People are brought ashore after a boat with about 35 migrants
At least four people died when a boat carrying about 30 migrants sank off Spain’s Canary Islands on Tuesday night, emergency services have said.
On Wednesday morning, the Canarias7 newspaper reported that more bodies had been recovered and that the death toll stood at seven, with 28 people rescued out of an estimated 35 migrants from North Africa on board the boat that crashed into rocks near the harbour of Órzola on the island of Lanzarote.
The tragedy is the latest chapter in a huge increase of migrant boats heading across the Atlantic to the archipelago from Africa as Mediterranean routes have been restricted this year.
More than 18,000 migrants have arrived in the Canaries in 2020 already, ten times more than last year. The official death toll reflecting bodies found by Spanish emergency services stood at 37 at the end of October, but the real figure is likely to be far higher.
According to data provided by the International Migration Organization (IMO) updated to October 31, for every 24 people who reach their destination in the Canaries one drowns along the way.
Rescue workers carry the body of a dead person
In Arguineguín, a port in the south of Gran Canaria island, hundreds of migrants remain in cramped conditions in a camp on the dockside which housed more than 2,000 people earlier this month, rescue services continue to bring in boats. Between Monday and Tuesday more than 300 migrants arrived from Morocco and sub-Saharan Africa.

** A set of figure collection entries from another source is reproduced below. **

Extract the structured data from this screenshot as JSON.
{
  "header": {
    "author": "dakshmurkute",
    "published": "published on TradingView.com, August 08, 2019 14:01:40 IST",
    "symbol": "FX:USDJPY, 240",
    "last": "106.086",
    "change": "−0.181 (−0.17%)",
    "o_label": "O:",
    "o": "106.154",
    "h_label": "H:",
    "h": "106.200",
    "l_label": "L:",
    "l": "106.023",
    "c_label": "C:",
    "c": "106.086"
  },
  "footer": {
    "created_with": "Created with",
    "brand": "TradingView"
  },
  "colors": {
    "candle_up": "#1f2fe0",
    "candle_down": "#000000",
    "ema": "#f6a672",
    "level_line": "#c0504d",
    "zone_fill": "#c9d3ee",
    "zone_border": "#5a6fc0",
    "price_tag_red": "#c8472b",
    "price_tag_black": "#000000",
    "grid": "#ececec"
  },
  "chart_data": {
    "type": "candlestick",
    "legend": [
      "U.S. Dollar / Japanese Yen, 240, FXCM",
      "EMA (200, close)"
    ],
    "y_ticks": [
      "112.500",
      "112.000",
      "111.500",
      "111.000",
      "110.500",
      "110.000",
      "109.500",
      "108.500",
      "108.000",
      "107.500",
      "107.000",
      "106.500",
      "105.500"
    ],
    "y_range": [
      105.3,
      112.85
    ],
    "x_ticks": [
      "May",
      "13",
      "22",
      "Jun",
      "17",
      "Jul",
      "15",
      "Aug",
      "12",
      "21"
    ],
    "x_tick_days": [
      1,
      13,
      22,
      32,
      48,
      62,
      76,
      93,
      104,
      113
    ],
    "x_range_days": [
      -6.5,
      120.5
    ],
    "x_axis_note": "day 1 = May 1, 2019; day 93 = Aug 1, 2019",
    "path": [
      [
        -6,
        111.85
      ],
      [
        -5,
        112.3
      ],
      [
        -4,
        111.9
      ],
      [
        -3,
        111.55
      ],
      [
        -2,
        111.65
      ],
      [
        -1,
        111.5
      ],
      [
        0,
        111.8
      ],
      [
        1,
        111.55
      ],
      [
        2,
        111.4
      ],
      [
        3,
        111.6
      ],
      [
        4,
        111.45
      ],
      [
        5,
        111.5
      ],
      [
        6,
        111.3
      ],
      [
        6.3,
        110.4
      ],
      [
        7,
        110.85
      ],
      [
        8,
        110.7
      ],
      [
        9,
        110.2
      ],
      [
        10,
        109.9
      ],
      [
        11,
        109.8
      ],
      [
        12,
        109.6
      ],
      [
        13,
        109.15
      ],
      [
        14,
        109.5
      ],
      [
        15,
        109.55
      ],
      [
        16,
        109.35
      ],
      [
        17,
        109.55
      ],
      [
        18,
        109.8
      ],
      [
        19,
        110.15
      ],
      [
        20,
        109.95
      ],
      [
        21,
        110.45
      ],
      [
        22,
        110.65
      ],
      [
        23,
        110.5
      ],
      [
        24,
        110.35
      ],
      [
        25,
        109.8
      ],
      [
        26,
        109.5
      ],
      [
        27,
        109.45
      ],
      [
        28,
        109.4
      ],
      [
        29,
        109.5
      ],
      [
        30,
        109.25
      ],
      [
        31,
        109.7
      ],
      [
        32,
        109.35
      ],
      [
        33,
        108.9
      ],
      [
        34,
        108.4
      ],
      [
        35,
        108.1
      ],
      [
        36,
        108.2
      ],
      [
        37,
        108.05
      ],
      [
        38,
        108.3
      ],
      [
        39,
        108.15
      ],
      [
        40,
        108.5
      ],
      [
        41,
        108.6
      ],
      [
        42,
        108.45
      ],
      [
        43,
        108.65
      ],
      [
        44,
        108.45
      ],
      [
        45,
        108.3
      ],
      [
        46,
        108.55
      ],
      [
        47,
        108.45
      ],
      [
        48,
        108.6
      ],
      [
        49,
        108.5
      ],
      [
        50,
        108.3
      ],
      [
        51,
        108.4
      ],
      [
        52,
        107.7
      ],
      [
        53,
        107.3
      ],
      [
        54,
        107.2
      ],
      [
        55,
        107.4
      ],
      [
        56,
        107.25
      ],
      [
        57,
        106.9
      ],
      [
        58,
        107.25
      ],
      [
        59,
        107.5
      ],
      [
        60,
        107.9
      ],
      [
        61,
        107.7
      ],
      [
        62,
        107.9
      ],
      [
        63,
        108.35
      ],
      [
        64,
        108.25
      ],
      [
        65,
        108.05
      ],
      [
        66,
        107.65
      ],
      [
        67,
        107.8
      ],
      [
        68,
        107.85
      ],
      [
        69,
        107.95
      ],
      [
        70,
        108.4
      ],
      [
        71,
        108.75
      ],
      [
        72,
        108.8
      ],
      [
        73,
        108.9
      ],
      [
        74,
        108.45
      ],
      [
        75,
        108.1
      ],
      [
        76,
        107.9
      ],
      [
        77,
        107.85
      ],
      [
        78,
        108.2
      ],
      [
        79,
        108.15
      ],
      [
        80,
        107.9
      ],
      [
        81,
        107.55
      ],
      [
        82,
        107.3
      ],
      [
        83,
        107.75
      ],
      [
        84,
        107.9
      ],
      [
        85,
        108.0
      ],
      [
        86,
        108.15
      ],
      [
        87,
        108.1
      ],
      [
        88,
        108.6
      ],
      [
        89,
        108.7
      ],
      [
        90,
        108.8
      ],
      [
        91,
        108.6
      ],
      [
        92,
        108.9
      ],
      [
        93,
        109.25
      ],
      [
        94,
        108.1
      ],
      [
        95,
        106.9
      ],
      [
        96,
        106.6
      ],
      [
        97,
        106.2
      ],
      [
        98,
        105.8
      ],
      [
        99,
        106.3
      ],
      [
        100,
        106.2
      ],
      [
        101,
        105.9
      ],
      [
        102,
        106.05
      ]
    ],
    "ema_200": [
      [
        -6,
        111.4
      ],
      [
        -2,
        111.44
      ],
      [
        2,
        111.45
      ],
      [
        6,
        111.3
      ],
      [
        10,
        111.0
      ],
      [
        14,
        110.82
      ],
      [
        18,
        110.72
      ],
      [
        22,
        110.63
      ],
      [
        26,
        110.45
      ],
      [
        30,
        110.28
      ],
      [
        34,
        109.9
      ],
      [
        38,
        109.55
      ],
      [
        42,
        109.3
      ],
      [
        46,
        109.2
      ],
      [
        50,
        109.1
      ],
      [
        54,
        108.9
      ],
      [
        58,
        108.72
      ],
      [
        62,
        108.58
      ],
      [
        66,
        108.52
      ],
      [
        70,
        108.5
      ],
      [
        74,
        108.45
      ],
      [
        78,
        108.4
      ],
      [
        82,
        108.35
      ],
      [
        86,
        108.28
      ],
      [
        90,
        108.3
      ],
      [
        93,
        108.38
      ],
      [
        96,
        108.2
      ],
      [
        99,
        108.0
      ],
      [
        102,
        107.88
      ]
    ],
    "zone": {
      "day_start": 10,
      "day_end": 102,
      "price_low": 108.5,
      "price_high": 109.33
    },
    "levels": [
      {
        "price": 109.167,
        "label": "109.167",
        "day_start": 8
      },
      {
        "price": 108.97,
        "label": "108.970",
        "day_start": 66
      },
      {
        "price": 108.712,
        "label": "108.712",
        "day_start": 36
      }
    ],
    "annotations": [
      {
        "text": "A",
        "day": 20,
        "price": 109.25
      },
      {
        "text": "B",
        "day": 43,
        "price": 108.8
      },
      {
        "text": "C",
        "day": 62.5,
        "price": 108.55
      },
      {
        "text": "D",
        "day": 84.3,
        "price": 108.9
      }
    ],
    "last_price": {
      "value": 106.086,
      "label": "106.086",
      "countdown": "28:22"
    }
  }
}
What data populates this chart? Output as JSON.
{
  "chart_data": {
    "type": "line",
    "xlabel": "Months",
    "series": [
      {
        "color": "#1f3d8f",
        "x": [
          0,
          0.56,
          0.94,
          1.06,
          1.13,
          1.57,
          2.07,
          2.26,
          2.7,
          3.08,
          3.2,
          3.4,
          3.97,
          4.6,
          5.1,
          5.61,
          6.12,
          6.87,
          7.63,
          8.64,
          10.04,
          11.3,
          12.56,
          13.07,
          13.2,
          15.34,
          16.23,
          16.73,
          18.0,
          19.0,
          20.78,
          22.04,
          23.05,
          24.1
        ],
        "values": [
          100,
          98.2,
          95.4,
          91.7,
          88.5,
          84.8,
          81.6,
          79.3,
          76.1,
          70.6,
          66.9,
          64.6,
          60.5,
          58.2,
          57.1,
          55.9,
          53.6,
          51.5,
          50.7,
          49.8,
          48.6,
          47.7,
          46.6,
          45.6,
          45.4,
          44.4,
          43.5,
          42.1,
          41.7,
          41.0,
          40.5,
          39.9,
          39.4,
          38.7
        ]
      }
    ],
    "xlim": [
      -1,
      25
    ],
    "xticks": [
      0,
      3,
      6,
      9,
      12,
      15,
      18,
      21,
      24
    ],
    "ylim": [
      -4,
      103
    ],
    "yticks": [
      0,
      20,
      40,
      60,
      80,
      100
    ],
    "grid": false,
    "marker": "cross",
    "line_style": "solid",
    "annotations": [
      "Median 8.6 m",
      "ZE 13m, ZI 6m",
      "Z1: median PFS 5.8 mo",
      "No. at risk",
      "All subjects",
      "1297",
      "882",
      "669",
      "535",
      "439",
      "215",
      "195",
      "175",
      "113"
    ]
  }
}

Onalia Bueno, the local mayor, is pushing Spain’s government to close the camp because of what she described as its “inhuman” conditions.
“There are rodents, the migrants sleep on the floor with no mattresses, the chemical toilets are cleaned out once a week but the stink is so bad people go elsewhere for their needs and many have developed scabies here in the camp,” Ms Bueno told The Telegraph.
Spain’s government has built a temporary camp on a military site near Las Palmas, the island’s capital, with bunks and a planned capacity for 800 migrants, but around 6,000 have been housed in hotels around the island as local authorities ask Madrid to transfer greater numbers to the mainland.